Poetry Friday: 1918

When I announced that I was starting this blog, a question posed to me by a former student, Krista Gustafson, was whether we’d have “Poetry Fridays”.  A class I taught several years ago was so taken by poetry (particularly read aloud) that every Friday I’d take 5 minutes at the end of class and just offer them some poetry–whatever whim took me that day.  Krista may have been joking (she does have a good sense of humor), but I think she was a little serious, and the more I think about it, the more I like it.  So, every week on Friday I’ll offer a poem published in the United States in the year of the novel I am reading (often I’ll try to choose from that year’s Pulitzer-winning work of poetry, but I won’t limit myself that much).  It’ll be a poem I found interesting, and hopefully worth discussing, but I won’t offer any comment at first–just a poem.  Please offer your comments and reactions (positive and negative) and I’ll join in.  If it connects with what I’ve been reading (novel-wise), that will be interesting, but I’m not intending to steer it that way.  Let’s just look at a poem now and then, and watch them change over the years along with the novels (or perhaps stay the same).

Today’s poem is by Carl Sandburg, and was published in his book Cornhuskers in 1918 (there was no Pulitzer winner for poetry this year):

“The Sea Hold”

The sea is large.
The sea hold on a leg of land in the Chesapeake hugs an early sunset and a last morning star over the oyster beds and the late clam boats of lonely men.
Five white houses on a half-mile strip of land … five white dice rolled from a tube.

Not so long ago … the sea was large…
And to-day the sea has lost nothing … it keeps all.

I am a loon about the sea.
I make so many sea songs, I cry so many sea cries, I forget so many sea songs and sea cries.
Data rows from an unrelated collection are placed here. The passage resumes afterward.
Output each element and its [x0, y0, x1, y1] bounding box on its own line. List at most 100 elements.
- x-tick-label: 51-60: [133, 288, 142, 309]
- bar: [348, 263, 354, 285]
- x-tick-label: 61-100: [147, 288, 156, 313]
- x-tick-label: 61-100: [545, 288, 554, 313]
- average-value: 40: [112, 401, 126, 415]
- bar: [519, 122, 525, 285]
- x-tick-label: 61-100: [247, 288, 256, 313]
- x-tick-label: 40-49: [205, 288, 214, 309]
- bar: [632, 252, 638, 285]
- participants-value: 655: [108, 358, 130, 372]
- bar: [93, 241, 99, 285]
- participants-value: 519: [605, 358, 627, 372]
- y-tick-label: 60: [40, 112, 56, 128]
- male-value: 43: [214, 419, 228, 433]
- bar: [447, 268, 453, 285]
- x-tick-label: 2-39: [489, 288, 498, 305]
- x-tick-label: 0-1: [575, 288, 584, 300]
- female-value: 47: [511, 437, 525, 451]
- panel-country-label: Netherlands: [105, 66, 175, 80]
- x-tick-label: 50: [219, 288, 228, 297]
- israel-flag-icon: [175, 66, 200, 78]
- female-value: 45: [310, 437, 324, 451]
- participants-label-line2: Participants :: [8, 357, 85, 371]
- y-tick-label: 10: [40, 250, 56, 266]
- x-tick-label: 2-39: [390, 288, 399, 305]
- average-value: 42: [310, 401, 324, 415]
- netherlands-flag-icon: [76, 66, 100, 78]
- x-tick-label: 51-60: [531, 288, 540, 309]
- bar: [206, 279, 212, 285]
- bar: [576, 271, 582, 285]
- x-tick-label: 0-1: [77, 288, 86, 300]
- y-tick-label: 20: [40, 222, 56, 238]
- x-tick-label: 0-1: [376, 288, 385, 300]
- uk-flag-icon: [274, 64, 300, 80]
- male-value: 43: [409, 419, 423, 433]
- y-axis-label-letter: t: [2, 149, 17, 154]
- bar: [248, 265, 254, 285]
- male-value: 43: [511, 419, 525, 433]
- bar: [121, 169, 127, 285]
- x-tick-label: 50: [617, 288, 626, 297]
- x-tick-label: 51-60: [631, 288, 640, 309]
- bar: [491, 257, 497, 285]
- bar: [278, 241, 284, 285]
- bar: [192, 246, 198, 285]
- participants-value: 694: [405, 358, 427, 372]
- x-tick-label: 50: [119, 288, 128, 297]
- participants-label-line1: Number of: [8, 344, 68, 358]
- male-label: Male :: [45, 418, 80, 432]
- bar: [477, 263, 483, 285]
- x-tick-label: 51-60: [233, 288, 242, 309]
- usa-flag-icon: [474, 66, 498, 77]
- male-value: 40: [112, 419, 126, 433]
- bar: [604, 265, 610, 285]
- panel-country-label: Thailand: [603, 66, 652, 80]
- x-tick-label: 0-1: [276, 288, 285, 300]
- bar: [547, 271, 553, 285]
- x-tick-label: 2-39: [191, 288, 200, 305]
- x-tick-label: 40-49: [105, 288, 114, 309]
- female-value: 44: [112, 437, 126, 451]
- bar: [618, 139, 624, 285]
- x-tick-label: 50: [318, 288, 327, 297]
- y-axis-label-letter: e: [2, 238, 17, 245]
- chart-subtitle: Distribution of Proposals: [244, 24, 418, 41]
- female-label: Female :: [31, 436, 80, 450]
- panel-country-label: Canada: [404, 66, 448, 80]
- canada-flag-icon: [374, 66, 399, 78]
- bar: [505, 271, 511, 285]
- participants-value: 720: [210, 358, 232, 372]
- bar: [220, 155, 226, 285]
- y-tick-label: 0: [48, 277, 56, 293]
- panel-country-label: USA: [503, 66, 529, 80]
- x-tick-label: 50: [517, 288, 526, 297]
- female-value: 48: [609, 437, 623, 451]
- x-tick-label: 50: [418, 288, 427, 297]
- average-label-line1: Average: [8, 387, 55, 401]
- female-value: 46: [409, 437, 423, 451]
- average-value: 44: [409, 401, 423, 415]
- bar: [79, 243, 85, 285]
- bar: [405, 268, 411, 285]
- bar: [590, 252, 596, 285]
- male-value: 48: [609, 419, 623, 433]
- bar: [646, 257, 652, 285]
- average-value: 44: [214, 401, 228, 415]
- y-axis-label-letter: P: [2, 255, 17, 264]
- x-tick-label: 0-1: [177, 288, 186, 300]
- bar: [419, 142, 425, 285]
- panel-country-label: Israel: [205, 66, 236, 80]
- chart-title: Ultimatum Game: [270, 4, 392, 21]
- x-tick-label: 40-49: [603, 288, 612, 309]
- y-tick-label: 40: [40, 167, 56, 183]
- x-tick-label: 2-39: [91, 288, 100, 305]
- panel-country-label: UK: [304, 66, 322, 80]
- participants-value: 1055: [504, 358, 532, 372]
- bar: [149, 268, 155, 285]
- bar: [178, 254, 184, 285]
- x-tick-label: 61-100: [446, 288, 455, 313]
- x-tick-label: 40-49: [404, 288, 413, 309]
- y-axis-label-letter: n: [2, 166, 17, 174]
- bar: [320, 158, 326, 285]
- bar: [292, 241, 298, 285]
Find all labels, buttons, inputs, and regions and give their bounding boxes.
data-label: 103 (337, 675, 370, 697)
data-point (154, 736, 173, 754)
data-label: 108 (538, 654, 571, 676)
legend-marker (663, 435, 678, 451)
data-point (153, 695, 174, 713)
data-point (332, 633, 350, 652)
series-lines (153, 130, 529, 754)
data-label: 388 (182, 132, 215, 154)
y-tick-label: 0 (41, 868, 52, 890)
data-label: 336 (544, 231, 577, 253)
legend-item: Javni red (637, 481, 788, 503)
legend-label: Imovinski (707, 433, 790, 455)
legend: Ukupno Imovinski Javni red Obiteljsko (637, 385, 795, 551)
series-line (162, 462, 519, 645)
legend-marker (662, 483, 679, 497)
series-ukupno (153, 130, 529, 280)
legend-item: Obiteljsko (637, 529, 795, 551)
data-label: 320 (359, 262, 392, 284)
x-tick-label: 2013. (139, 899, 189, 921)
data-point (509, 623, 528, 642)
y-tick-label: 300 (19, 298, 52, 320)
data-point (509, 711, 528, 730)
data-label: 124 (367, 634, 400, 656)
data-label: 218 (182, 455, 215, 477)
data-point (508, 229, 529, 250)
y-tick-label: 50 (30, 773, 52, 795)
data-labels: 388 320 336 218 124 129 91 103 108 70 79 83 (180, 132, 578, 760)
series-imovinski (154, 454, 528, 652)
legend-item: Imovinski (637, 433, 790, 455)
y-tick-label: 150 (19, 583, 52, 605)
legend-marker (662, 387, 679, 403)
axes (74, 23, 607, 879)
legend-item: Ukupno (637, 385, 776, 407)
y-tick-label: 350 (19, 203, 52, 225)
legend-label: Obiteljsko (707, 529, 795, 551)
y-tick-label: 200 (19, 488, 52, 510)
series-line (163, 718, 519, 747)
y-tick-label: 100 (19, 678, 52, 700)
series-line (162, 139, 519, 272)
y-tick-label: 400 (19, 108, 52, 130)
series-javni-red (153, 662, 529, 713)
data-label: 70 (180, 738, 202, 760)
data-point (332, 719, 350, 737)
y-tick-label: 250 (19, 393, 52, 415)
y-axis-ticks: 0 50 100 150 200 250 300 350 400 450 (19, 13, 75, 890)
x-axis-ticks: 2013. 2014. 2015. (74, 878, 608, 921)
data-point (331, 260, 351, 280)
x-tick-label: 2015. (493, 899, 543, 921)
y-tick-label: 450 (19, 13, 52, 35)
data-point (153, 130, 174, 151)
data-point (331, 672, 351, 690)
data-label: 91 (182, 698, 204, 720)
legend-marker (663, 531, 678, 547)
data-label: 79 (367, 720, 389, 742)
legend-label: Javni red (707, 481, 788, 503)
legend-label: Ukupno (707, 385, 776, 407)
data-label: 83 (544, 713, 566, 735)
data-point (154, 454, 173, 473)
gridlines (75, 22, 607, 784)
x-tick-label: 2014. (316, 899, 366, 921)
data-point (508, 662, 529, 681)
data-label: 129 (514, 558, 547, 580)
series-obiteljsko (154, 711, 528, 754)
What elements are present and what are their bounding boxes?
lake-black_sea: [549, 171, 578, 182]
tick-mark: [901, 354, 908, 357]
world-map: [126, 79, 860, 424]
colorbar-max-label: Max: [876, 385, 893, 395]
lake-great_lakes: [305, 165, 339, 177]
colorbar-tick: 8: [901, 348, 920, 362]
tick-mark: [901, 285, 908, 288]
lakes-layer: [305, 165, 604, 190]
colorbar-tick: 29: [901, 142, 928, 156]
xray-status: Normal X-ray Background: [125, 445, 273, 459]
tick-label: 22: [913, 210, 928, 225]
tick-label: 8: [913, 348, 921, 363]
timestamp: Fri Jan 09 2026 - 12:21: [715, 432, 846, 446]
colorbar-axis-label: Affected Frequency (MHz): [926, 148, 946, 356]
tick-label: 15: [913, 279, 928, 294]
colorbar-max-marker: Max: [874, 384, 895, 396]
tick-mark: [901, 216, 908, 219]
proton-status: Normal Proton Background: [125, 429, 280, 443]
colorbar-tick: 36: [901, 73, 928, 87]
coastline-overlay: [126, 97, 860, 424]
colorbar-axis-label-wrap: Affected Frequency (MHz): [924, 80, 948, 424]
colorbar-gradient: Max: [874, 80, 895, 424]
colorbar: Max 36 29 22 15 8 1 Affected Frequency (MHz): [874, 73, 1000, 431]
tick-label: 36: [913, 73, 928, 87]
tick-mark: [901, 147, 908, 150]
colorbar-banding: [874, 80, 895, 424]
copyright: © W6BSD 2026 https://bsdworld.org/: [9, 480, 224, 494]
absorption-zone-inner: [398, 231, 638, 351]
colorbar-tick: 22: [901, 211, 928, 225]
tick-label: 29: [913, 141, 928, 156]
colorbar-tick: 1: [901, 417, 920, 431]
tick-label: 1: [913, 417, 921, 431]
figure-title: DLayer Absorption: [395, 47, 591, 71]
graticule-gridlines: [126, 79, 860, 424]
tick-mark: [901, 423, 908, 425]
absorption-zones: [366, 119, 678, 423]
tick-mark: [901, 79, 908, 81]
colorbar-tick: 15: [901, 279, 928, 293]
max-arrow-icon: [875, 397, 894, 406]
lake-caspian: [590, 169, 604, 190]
I am a loon about the sea.
So are five men I had a fish fry with once in a tar-paper shack trembling in a sand storm.

The sea knows more about them than they know themselves.
They know only how the sea hugs and will not let go.

The sea is large.
The sea must know more than any of us.

5 comments on “Poetry Friday: 1918

  1. Tselil says:

    Too bad the sea is not actually as invincible as suggested… I feel like the sea does lose, i.e. dying coral reefs and sewage. But the sea does tend to make me feel like I am powerless before it; maybe people feel like they can dump sewage into the ocean because it does feel so invincible.

    I really like the “houses like dice” line.

    AND I am very glad you have decided to do poetry fridays!

    • jwrosenzweig says:

      I’m glad you’re enthusiastic about the poetry, Tselil–so far the turnout seems a bit low, but I think it will build over time.

      I agree that, viewed through a biological or environmental lens, the sea is proving much less resilient than it probably seemed in 1918. When I read about the state of the world’s fisheries or look at the environmental status of beaches and tidal habitats around the globe, it becomes very depressing. It’s hard to think that, before I am old, fish will become a delicacy enjoyed only by the rich.

      The enormity of the sea for Sandburg, though, I assumed had to do with a capsized boat, and five lost sailors who were embraced by the sea and not let go. (I’m open to other interpretations, but it seemed straightforward to me.) And I pondered his last lines a bit–there is something uniquely immense about the ocean. It is as close to the infinite as we can come (save, perhaps, the expanse of the night sky)–trackless, almost featureless (in comparison with the land), and ready to swallow up almost anything at a moment’s notice.

      The one thing I still wrestle with is that the sea knows more about these (lost?) sailors than they know about themselves. Sandburg hints at it…he must have a guess. What is it the sea knows? Or is he simply moved by the idea that nature is larger than us, to the point that he decides the sea must have this kind of near-omniscience?

  2. graham says:

    Whenever I read Sandburg I think I’m reading someone from the 50s, 60s, even present. Then I remember he was 1910s. Seriously ahead of the curve.

    • jwrosenzweig says:

      Graham, I feel like I agree with you, but I can’t pinpoint why/how. Given that you’ve spent a lot more time than I have (especially recently) thinking about poetic style, could you take a stab at specifically what it is about Sandburg that makes him sound a lot more modern than other writers of his time period (like Frost, for example, who’s very talented but who no one would confuse with a post-WWII poet)?

      • graham says:

        I think largely it is the frankness and freeness of his verse. He writes in a style that, if someone gets clocked in the face with a bag of bricks, he would say “he got clocked in the face with a bag of bricks.”

        He’s capable of Prettying Things Up, but doesn’t do it too often.